Hacker News new | ask | show | jobs
by amluto 198 days ago
> We will evaluate these functions on 3 points:

I’m disappointed that they didn’t discuss my favorite feature of BLAKE3: it’s a tree hash. If you have a file and the BLAKE3 hash of that file, you can generate a proof that a portion of the file is correct. And you can take a file, split it into pieces (of known length and offset), hash them as you receive them, and then assemble them into the full file and efficiently calculate the full file’s hash. The other options cannot do this, although you could certainly build this on top of them.

Imagine how much better S3 would be if it used BLAKE3 instead of MD5. (Hah, S3 and its competitors don’t even manage to fully support MD5 for multipart uploads, although they could support BLAKE3 very well with multipart uploads!)

2 comments

> If you have a file and the BLAKE3 hash of that file, you can generate a proof that a portion of the file is correct

This seems wrong to me? I would expect you could only verify the entire file.

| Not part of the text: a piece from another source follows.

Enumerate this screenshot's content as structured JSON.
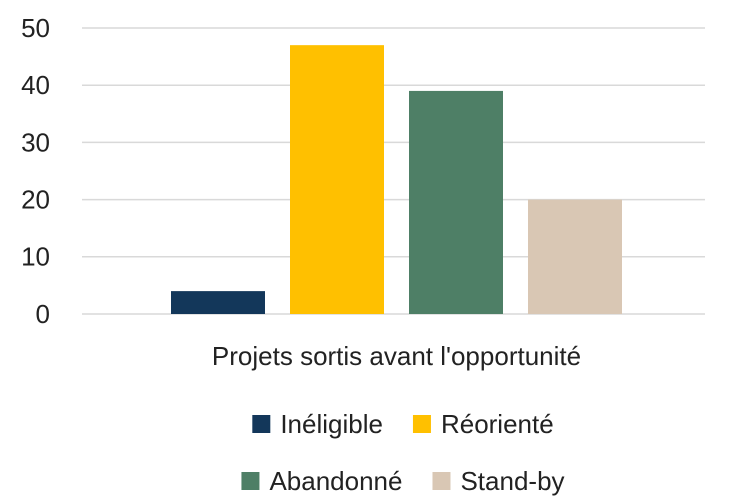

This is a difference between BLAKE3 and most other hash functions. In the usual arrangement ("Merkle–Damgård"), each block depends on the previous one, so the only way to verify some "slice" of the input is to re-hash the whole thing. But when you arrange the input into a tree shape (a "Merkle tree") instead, suddenly the right half of the tree does not depend on the left half until the very last step at the very top. If you give me the input to that last step, I can verify that it matches the root hash that I know, now I have the hashes ("chaining values") I'd need to verify either the left half or the right half without the other. Then I do our favorite trick in computer science, which is to recursively apply that same procedure all the way down, until I have an efficient "path" to whatever part of the tree I actually care about.

For more on this see Section 6.4 of our paper: https://docs.google.com/viewer?url=https://github.com/BLAKE3...

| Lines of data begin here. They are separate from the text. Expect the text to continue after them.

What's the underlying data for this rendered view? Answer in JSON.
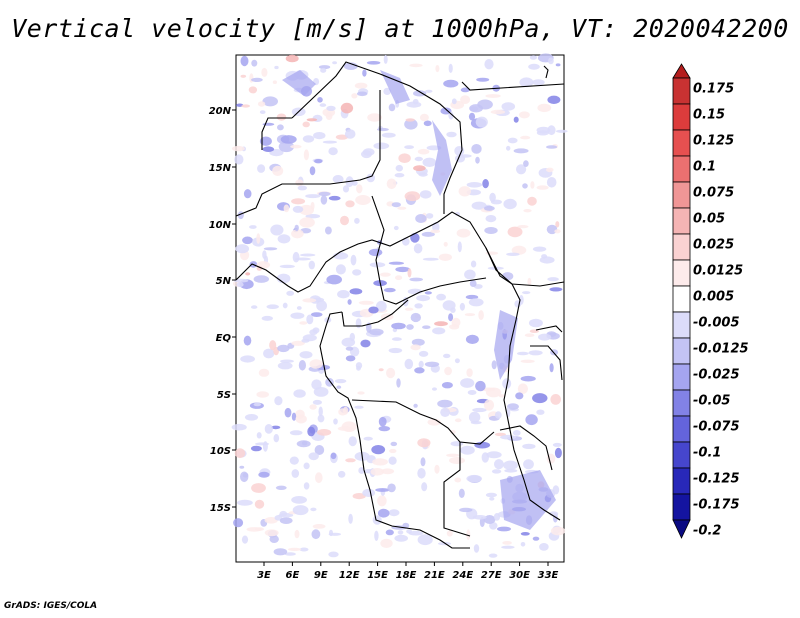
{
  "title": "Vertical velocity [m/s] at 1000hPa, VT: 2020042200",
  "map": {
    "lat_labels": [
      "20N",
      "15N",
      "10N",
      "5N",
      "EQ",
      "5S",
      "10S",
      "15S"
    ],
    "lon_labels": [
      "3E",
      "6E",
      "9E",
      "12E",
      "15E",
      "18E",
      "21E",
      "24E",
      "27E",
      "30E",
      "33E"
    ]
  },
  "colorbar": {
    "labels": [
      "0.175",
      "0.15",
      "0.125",
      "0.1",
      "0.075",
      "0.05",
      "0.025",
      "0.0125",
      "0.005",
      "-0.005",
      "-0.0125",
      "-0.025",
      "-0.05",
      "-0.075",
      "-0.1",
      "-0.125",
      "-0.175",
      "-0.2"
    ],
    "colors": [
      "#b41e1e",
      "#c83232",
      "#dc3c3c",
      "#e65050",
      "#eb7070",
      "#f09696",
      "#f5b4b4",
      "#fad2d2",
      "#fdebeb",
      "#ffffff",
      "#dcdcfa",
      "#c3c3f5",
      "#a5a5f0",
      "#8282e6",
      "#6464dc",
      "#4646cd",
      "#2828b9",
      "#1414a0",
      "#0a0a82"
    ]
  },
  "credit": "GrADS: IGES/COLA"
}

And the Bao repo: https://github.com/oconnor663/bao

Yeah, I was objecting to this part:

> If you have a file and the BLAKE3 hash of that file

To me that means the final hash. If you have the full tree of hashes that is a different story!

PS. Thanks for making BLAKE3! I use it in several pieces of software.

Isn't the hash of multipart uploads just the hash of all the hashes of each part? I have actually replicated the multipart hash locally.
Something vaguely along those lines, and not the same thing on Google vs AWS.

But this isn’t the desired behavior! If you upload the same logical bytes as a single part or as multiple parts, you should get the same thing, and BLAKE3 could do this.